Considering that this is a natural extension of the introduction to R course, I will be incorporating tools learned in that course, including basic Git usage as well as use of RStudio R projects. If you do not have familiarity with these tools, you will need to go over the material from the introduction course beforehand (more details about pre-course tasks will be sent out a couple of weeks before the course).

While I have these assumptions to help focus the content of the course, if you have an interest in learning R but don’t fit any of the above assumptions, you are still welcome to attend the course! We welcome everyone, that is until the course capacity is reached.

During the course, we will:

  • learn how to use R, specifically those in the mid-beginner to early-intermediate level
  • focus only on the data processing and cleaning stage of a data analysis project
  • teach from a reproducible research and open scientific perspective (e.g. by making use of Git)
  • be using practical, applied, and hands-on lessons and exercises

And we will not learn:

  • the basics of using R and RStudio
  • statistics (these are already covered by most university curriculum)

2.2 Schedule

The workshop is structured as a series of participatory live-coding sessions (instructor and learner coding together) interspersed with hands-on exercises and group work, using either a practice dataset or some other real-world dataset. There are some lectures given, mainly at the start and end of the workshop. The general schedule outline is shown in the below table.

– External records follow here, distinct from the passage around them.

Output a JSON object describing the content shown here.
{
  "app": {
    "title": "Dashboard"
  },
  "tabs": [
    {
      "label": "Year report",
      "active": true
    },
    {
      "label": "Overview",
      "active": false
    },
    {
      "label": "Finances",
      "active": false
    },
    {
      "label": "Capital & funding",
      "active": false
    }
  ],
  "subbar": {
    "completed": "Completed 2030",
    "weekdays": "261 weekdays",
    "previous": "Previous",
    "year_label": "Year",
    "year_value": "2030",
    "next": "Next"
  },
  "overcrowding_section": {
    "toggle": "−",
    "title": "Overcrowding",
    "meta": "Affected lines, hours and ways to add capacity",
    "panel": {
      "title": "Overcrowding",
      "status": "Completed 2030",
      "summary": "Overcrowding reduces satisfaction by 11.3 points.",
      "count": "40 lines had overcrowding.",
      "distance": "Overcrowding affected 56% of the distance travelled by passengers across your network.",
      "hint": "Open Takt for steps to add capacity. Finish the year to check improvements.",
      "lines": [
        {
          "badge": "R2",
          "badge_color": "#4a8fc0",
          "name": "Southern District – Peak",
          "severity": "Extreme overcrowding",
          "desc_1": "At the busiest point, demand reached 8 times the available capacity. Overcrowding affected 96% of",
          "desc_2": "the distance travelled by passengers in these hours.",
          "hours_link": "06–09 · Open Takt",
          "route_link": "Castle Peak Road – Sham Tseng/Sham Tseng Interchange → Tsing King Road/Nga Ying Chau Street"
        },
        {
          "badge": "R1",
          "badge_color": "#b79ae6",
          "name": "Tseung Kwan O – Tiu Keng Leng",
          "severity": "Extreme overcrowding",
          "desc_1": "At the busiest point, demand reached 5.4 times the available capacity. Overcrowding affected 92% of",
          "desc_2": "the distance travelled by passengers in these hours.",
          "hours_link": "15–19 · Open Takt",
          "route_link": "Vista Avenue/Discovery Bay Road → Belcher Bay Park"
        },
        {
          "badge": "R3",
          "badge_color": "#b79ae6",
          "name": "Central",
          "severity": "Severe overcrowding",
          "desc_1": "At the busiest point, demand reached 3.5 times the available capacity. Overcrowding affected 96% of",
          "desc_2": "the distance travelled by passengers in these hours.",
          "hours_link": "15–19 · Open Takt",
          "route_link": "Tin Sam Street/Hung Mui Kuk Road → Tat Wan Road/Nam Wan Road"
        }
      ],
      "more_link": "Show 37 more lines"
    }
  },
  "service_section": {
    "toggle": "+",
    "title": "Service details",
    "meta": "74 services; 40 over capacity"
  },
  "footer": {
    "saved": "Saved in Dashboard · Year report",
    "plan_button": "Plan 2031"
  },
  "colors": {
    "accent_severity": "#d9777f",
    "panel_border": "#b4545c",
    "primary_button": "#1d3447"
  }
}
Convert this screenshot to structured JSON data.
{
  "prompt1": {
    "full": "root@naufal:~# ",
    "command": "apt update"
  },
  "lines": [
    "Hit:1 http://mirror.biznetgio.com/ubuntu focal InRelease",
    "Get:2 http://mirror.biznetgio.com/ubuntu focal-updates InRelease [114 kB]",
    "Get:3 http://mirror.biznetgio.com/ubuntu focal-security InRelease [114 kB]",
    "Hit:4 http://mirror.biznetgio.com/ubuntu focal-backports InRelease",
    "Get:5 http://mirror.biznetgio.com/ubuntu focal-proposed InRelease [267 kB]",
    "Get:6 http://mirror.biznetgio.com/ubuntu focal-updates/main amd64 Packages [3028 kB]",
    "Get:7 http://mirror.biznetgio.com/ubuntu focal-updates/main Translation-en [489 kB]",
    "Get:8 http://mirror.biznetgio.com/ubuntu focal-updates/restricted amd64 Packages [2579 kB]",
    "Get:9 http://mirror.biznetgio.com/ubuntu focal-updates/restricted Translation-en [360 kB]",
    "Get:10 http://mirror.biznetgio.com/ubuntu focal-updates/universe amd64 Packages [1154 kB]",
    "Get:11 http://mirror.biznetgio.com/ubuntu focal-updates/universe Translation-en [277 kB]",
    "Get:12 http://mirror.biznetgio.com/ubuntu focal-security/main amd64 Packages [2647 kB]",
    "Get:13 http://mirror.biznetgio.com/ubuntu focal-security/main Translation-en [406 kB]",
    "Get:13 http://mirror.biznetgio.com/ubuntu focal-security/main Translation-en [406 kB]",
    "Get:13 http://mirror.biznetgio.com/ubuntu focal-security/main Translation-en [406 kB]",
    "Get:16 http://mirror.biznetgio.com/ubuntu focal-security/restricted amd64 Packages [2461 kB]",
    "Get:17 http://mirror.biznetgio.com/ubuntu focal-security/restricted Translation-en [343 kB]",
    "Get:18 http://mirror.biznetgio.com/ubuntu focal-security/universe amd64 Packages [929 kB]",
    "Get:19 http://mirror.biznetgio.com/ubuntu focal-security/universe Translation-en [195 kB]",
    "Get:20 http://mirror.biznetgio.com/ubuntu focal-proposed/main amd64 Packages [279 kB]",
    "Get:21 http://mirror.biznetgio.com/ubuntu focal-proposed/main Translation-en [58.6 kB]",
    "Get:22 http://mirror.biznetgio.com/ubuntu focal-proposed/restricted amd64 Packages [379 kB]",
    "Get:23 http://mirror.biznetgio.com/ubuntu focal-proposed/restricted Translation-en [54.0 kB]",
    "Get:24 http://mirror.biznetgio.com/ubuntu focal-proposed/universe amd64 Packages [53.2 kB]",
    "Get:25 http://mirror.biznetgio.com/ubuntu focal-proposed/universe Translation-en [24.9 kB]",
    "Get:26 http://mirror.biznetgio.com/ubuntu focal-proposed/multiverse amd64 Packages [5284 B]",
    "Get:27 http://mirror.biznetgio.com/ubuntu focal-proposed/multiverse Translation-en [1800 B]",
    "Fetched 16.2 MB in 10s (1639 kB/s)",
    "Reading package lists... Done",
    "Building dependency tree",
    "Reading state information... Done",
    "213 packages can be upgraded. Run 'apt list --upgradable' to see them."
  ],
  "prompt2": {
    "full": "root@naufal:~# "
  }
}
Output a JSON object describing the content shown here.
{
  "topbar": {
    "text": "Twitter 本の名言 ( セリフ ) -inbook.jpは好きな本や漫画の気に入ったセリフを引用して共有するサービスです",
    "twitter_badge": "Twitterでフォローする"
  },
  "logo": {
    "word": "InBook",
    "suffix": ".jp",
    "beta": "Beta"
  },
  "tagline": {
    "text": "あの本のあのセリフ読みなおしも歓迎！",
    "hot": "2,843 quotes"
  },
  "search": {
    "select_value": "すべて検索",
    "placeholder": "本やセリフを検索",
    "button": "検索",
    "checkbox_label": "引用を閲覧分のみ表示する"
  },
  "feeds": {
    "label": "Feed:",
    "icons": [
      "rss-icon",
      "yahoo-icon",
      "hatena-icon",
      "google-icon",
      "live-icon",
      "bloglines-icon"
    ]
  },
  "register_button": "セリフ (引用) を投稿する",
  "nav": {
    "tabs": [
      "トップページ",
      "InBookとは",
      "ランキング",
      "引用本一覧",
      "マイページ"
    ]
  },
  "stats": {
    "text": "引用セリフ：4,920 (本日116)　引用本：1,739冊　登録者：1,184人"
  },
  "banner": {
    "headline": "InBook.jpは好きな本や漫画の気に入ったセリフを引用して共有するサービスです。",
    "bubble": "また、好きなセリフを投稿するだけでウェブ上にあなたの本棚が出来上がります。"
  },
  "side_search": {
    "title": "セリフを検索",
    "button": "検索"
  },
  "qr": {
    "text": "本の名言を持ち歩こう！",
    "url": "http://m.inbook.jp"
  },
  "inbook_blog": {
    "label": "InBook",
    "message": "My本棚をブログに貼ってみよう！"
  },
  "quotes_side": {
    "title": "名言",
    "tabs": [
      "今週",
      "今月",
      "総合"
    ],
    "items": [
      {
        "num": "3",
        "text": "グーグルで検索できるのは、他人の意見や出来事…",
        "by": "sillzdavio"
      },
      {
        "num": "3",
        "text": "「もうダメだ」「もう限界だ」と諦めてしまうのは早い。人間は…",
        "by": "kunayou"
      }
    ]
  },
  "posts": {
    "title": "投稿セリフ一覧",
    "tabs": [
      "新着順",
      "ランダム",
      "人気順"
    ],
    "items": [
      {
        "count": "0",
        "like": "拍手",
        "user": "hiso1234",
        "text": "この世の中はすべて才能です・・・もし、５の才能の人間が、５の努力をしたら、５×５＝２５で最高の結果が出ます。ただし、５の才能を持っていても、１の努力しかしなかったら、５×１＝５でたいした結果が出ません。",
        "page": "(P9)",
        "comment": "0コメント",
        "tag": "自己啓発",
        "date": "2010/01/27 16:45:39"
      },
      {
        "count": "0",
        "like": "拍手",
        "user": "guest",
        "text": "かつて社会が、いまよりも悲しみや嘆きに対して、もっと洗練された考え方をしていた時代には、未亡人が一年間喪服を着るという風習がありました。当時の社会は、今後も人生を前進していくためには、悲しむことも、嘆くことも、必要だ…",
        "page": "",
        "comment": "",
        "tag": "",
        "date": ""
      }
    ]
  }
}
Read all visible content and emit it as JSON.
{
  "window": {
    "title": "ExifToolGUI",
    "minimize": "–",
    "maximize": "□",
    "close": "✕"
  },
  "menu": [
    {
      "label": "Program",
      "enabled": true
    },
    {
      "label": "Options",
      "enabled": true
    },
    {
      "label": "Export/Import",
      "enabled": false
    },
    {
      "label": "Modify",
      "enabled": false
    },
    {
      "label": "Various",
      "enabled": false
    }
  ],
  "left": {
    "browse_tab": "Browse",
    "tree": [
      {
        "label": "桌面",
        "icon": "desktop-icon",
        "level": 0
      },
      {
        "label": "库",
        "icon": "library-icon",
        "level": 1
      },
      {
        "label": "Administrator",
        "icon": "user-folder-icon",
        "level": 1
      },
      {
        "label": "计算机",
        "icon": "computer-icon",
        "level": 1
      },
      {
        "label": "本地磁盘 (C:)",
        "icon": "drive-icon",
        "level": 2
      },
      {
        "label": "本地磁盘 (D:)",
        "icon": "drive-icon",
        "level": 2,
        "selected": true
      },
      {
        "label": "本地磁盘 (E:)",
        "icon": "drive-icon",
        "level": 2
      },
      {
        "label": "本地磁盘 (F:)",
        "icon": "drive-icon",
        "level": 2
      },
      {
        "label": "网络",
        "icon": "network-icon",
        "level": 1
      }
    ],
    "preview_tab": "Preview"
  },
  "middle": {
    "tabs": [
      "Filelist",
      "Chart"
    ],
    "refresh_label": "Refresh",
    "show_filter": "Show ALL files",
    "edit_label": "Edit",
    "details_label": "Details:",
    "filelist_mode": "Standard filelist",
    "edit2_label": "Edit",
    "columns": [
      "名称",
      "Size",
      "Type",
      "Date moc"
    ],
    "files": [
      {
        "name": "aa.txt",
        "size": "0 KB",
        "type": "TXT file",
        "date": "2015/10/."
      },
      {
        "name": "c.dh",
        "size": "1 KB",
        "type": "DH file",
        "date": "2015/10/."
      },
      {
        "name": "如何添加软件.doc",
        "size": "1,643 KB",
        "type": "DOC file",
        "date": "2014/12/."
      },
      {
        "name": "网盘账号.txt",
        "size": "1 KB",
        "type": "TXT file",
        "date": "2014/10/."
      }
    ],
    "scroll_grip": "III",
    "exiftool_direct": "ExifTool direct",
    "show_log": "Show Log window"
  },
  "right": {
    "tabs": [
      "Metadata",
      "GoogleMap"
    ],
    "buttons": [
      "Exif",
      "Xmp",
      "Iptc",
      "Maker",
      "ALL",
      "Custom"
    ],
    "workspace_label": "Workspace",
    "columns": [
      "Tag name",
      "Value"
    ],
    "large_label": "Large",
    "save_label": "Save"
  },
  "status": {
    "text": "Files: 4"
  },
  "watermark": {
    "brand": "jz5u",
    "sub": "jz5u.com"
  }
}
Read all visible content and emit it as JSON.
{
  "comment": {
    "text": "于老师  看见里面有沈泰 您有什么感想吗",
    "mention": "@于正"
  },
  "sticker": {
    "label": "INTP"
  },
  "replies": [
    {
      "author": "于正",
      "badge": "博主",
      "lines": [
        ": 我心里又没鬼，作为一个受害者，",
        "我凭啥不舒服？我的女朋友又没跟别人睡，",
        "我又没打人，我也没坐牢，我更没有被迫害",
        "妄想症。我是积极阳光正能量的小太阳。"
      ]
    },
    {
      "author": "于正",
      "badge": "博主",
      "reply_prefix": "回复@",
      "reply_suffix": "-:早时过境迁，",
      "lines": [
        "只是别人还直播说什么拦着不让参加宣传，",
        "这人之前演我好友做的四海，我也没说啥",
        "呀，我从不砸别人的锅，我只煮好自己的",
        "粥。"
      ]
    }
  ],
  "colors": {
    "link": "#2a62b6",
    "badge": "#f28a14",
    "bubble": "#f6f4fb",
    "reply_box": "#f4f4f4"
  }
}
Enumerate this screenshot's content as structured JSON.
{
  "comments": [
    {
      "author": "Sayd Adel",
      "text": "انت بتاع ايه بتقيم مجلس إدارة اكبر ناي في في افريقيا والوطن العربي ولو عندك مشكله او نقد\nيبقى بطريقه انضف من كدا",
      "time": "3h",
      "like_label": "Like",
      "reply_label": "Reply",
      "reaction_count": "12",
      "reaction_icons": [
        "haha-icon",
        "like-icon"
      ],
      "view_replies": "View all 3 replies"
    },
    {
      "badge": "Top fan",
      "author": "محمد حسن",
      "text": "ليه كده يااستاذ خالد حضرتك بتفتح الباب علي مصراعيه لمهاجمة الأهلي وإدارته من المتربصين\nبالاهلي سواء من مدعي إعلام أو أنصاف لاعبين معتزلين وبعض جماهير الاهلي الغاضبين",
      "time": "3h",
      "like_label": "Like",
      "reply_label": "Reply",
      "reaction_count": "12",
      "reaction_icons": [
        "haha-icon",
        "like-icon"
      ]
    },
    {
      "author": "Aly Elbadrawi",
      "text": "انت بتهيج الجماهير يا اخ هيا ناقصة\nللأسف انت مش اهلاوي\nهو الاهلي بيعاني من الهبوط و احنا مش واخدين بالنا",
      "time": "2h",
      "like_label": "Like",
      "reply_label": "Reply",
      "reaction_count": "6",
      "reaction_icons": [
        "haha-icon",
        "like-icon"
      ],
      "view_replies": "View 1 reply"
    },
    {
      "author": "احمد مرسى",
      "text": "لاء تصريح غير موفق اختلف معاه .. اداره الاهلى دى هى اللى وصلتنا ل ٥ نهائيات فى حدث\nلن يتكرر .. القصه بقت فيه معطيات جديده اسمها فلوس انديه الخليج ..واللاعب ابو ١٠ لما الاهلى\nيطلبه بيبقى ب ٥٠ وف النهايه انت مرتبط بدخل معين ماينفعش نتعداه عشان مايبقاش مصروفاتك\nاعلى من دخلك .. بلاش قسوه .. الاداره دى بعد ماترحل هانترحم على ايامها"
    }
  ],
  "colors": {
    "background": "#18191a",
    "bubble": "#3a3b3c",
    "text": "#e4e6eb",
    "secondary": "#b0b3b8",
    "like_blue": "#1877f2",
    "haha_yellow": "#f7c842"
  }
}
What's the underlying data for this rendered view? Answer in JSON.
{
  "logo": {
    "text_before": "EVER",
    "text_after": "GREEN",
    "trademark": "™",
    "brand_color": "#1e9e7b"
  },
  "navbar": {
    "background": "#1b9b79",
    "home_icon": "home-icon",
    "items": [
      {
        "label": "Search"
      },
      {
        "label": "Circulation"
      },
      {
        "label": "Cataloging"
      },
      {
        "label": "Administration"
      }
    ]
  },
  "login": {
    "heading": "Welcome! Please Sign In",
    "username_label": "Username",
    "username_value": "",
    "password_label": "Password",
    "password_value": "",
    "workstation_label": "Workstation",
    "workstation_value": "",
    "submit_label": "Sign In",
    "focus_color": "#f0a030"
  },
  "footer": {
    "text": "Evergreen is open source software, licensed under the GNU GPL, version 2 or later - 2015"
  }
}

Table 2.1: Overall course schedule for the 2 days.
Date and time Session topic
Day 1
9:30 Arrival; coffee and snacks
10:00 Introduction to the course
11:00 Importing data, fast! (with short break)
12:30 Lunch
13:30 Save time, don’t repeat yourself
14:45 Coffee break and snacks
15:00 Save time, don’t repeat yourself (with short break)
17:30 End of day survey
TBA Dinner together
Day 2
8:30 Processing datasets for cleaning
10:00 Coffee break and snacks
10:15 Processing datasets for cleaning (with short break)
12:00 Lunch
13:00 Workflow to analyzing your tidy data
14:45 Coffee break and snacks
15:00 Workflow to analyzing your tidy data (with short break)
16:15 What next? Applying open and reproducible practices in real-life
16:30 Closing remarks and end of day survey
16:45 Farewell

2.3 Location

The course will be taking place at Aarhus University in two different buildings:

  • Day 1, Sept. 8th: Building 1264, room 209

  • Day 2, Sept. 9th: Building 1231, room 228